IMO, the features listed here are all better off gone from the current P4. The only really intriguing one--another FPU--was *not* left off for die size considerations (i.e. cost): FPU's are not very big. It was left off for performance issues. You see, while "more is better" sounds like a nice philosophy, adding an extra FPU would have meant extra decoding and routing logic in the FP section of the chip. Considering Intel actually went to the considerable trouble of implementing this feature and then decided against it, it is very likely that this extra logic was in the P4's critical path. Thus while including the extra FPU would have meant extra performance/clock, it would have meant lower overall clock speeds. Obviously Intel felt the tradeoff worked better without the extra FPU than with it.

If you "disagree" with their decision, please refer to the cycle-perfect simulators which Intel has and you don't, and the P4/1500's SPECfp2000 score which is a mere, oh, 68% better than the fastest P3. Also you might note that the P4 is scaling quite well with clock speed on SPECfp, that it will spend most of its life at speeds well above 2 GHz, and that it will likely sell most (at least for the next 2 years) in combination with a memory subsystem providing *less* bandwidth than the current dual-RDRAM i850 chipset--all of which point to this being a very smart decision on Intel's part. (The reasoning is this: if the P4's FPU can already keep up quite nicely with a larger memory bandwidth, then why increase FPU power/clock when most P4's will have higher clocks and lower bandwidth to keep them fed?)

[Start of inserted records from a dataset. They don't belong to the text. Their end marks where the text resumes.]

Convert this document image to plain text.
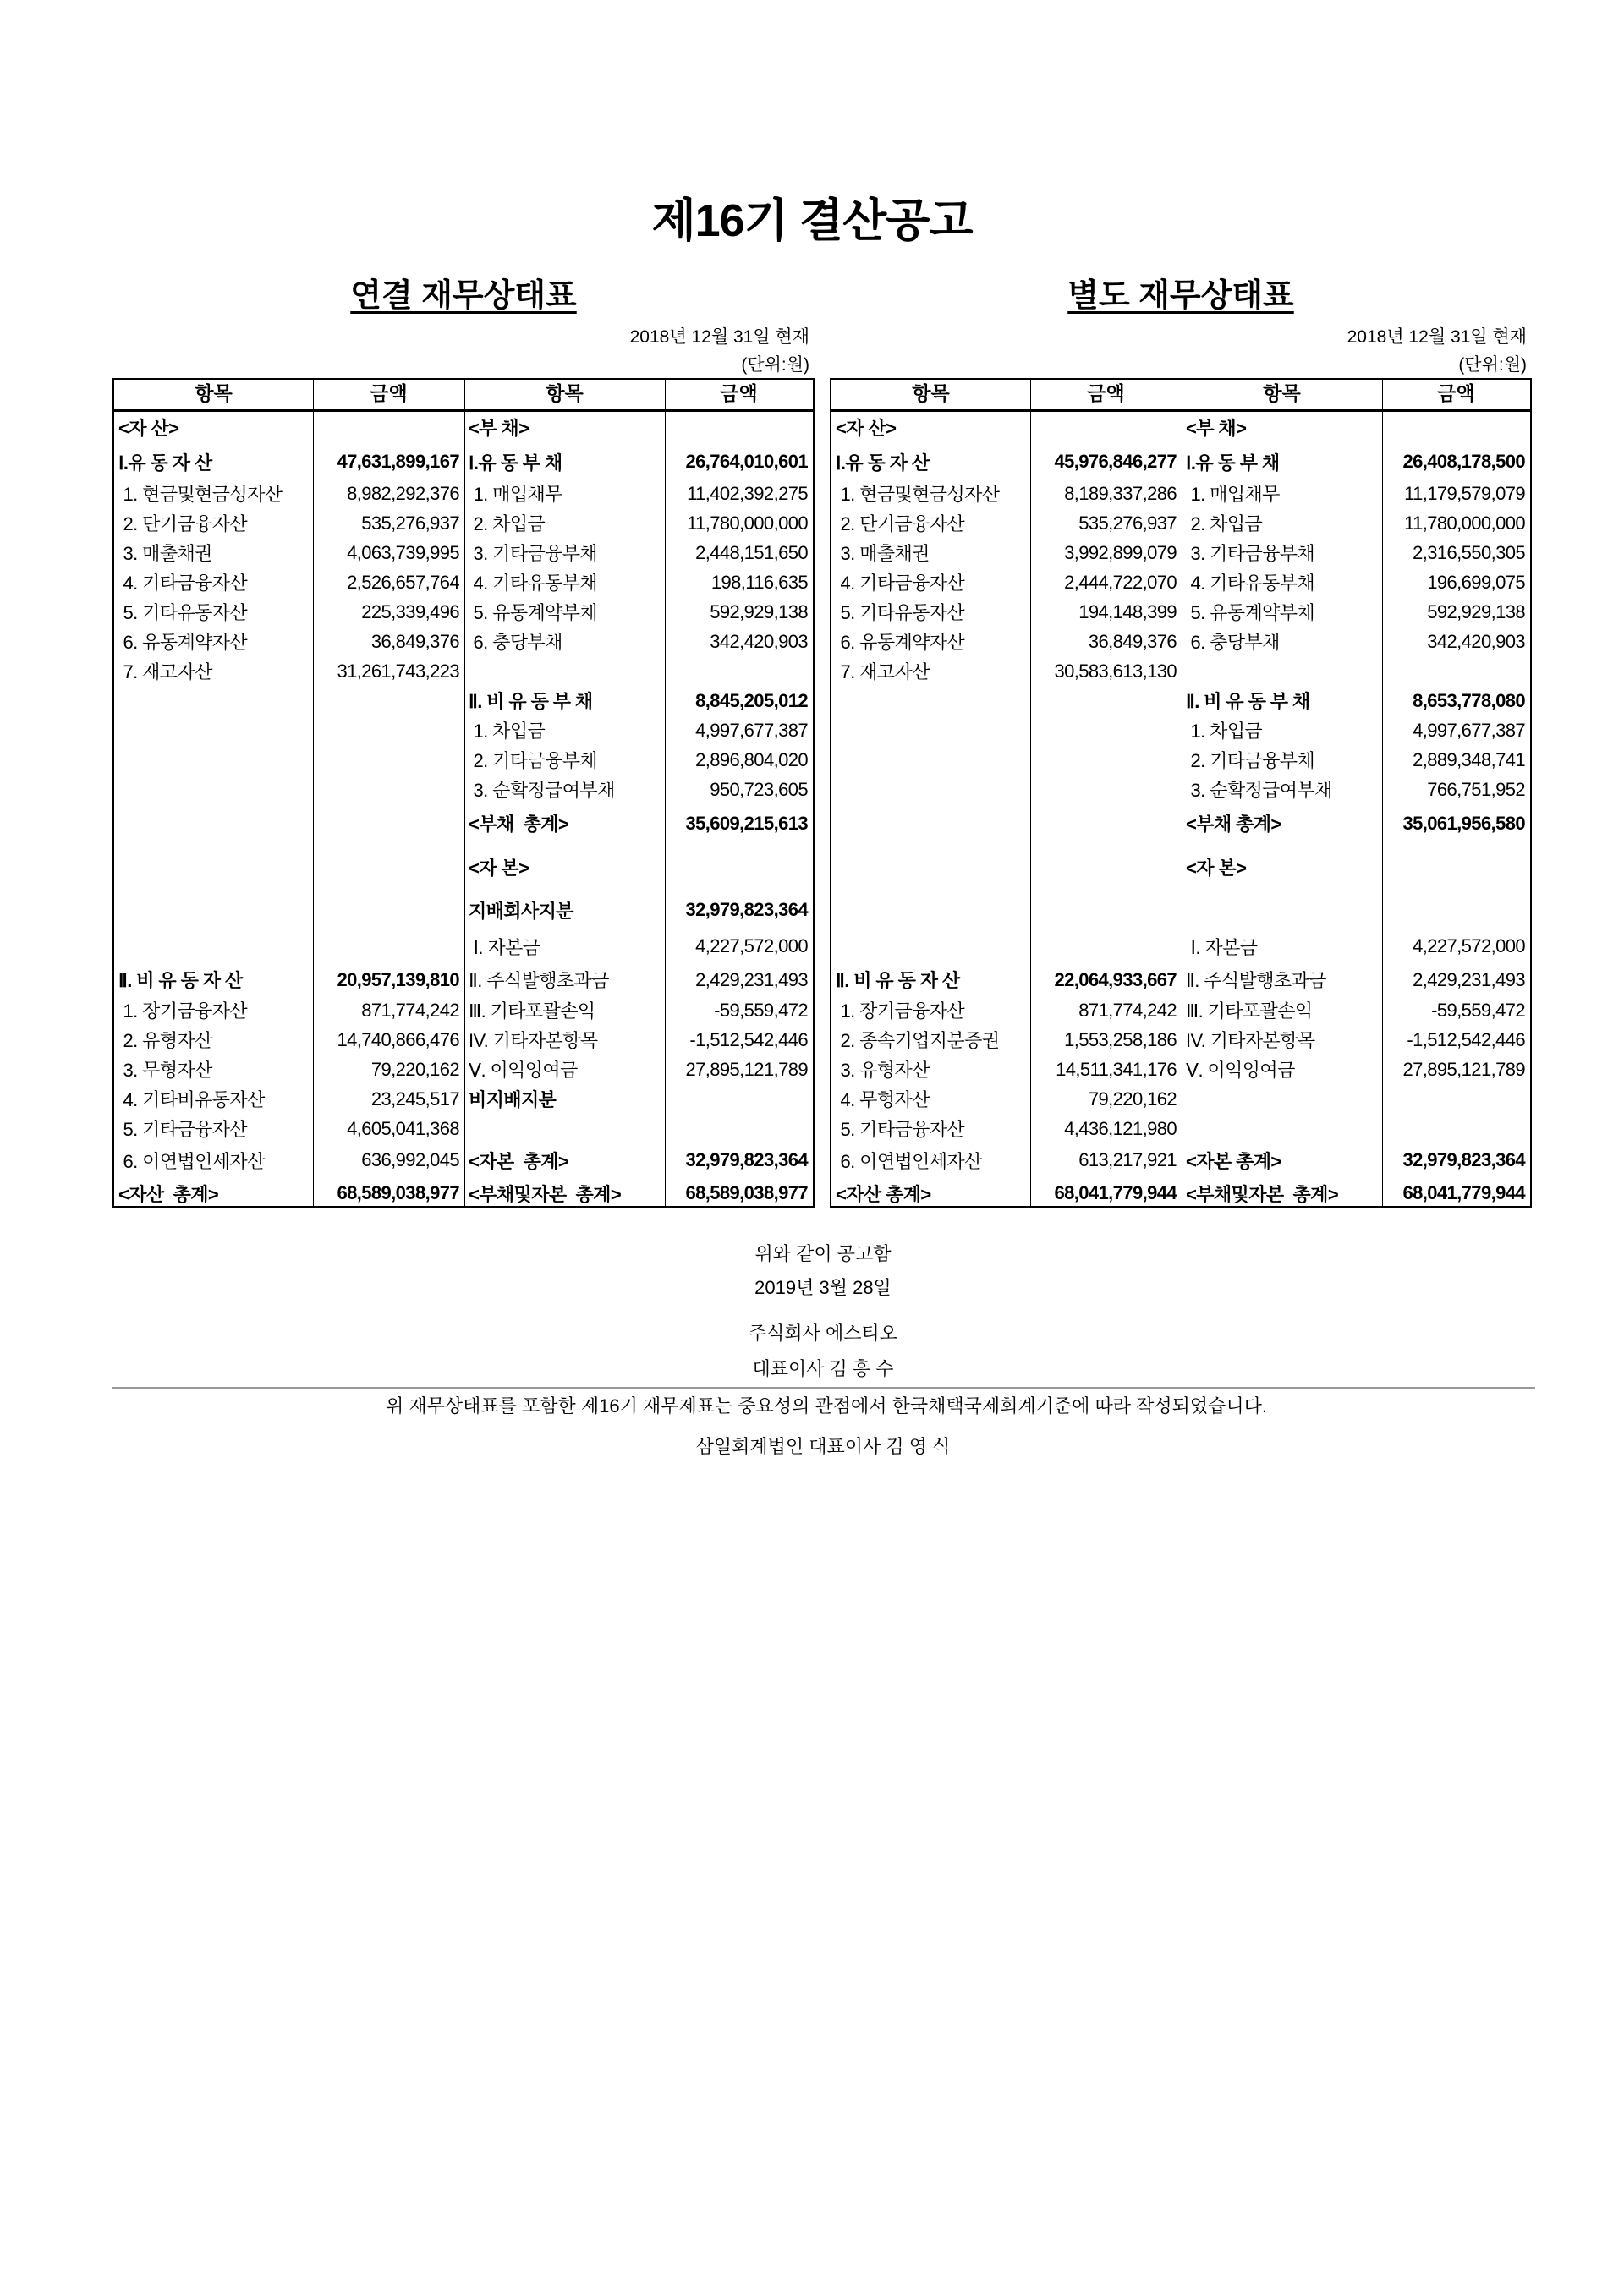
제16기 결산공고
연결 재무상태표
2018년 12월 31일 현재
(단위:원)
항목	금액	항목	금액
<자 산>	<부 채>
Ⅰ.유 동 자 산	47,631,899,167 Ⅰ.유 동 부 채	26,764,010,601
1. 현금및현금성자산	8,982,292,376 1. 매입채무	11,402,392,275
2. 단기금융자산	535,276,937 2. 차입금	11,780,000,000
3. 매출채권	4,063,739,995 3. 기타금융부채	2,448,151,650
4. 기타금융자산	2,526,657,764 4. 기타유동부채	198,116,635
5. 기타유동자산	225,339,496 5. 유동계약부채	592,929,138
6. 유동계약자산	36,849,376 6. 충당부채	342,420,903
7. 재고자산	31,261,743,223
Ⅱ. 비 유 동 부 채	8,845,205,012
1. 차입금	4,997,677,387
2. 기타금융부채	2,896,804,020
3. 순확정급여부채	950,723,605
<부채  총계>	35,609,215,613
<자 본>
지배회사지분	32,979,823,364
Ⅰ. 자본금	4,227,572,000
Ⅱ. 비 유 동 자 산	20,957,139,810 Ⅱ. 주식발행초과금	2,429,231,493
1. 장기금융자산	871,774,242 Ⅲ. 기타포괄손익	-59,559,472
2. 유형자산	14,740,866,476 IV. 기타자본항목	-1,512,542,446
3. 무형자산	79,220,162 Ⅴ. 이익잉여금	27,895,121,789
4. 기타비유동자산	23,245,517 비지배지분
5. 기타금융자산	4,605,041,368
6. 이연법인세자산	636,992,045 <자본  총계>	32,979,823,364
<자산  총계>	68,589,038,977 <부채및자본  총계>	68,589,038,977
별도 재무상태표
2018년 12월 31일 현재
(단위:원)
항목	금액	항목	금액
<자 산>	<부 채>
Ⅰ.유 동 자 산	45,976,846,277 Ⅰ.유 동 부 채	26,408,178,500
1. 현금및현금성자산	8,189,337,286 1. 매입채무	11,179,579,079
2. 단기금융자산	535,276,937 2. 차입금	11,780,000,000
3. 매출채권	3,992,899,079 3. 기타금융부채	2,316,550,305
4. 기타금융자산	2,444,722,070 4. 기타유동부채	196,699,075
5. 기타유동자산	194,148,399 5. 유동계약부채	592,929,138
6. 유동계약자산	36,849,376 6. 충당부채	342,420,903
7. 재고자산	30,583,613,130
Ⅱ. 비 유 동 부 채	8,653,778,080
1. 차입금	4,997,677,387
2. 기타금융부채	2,889,348,741
3. 순확정급여부채	766,751,952
<부채 총계>	35,061,956,580
<자 본>
Ⅰ. 자본금	4,227,572,000
Ⅱ. 비 유 동 자 산	22,064,933,667 Ⅱ. 주식발행초과금	2,429,231,493
1. 장기금융자산	871,774,242 Ⅲ. 기타포괄손익	-59,559,472
2. 종속기업지분증권	1,553,258,186 IV. 기타자본항목	-1,512,542,446
3. 유형자산	14,511,341,176 Ⅴ. 이익잉여금	27,895,121,789
4. 무형자산	79,220,162
5. 기타금융자산	4,436,121,980
6. 이연법인세자산	613,217,921 <자본 총계>	32,979,823,364
<자산 총계>	68,041,779,944 <부채및자본  총계>	68,041,779,944
위와 같이 공고함
2019년 3월 28일
주식회사 에스티오
대표이사 김 흥 수
위 재무상태표를 포함한 제16기 재무제표는 중요성의 관점에서 한국채택국제회계기준에 따라 작성되었습니다.
삼일회계법인 대표이사 김 영 식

As for the features I'd like to see added to the P4 when it moves to its .13 um Northwood variant next summer: one of them was on the list, i.e. a 16kb L1 data cache. The reason it was left off was clearly not die size but clock scalability--Intel decided having a 2-cycle latency L1 was more important than having a bigger one, and I totally agree. After the move to .13, though, perhaps a 16kb 2-cycle L1 will no longer limit clock scalability, just as the PPro's 8kb L1's were expanded to 16kb each with the PII. The other, a 512kb L2, would take up much too much die space at .18um to be feasible; it too, may make it to Northwood, depending on Intel's target die size. Needless to say, whatever they decide, it will be a much better informed decision than I or anyone here could presume to make.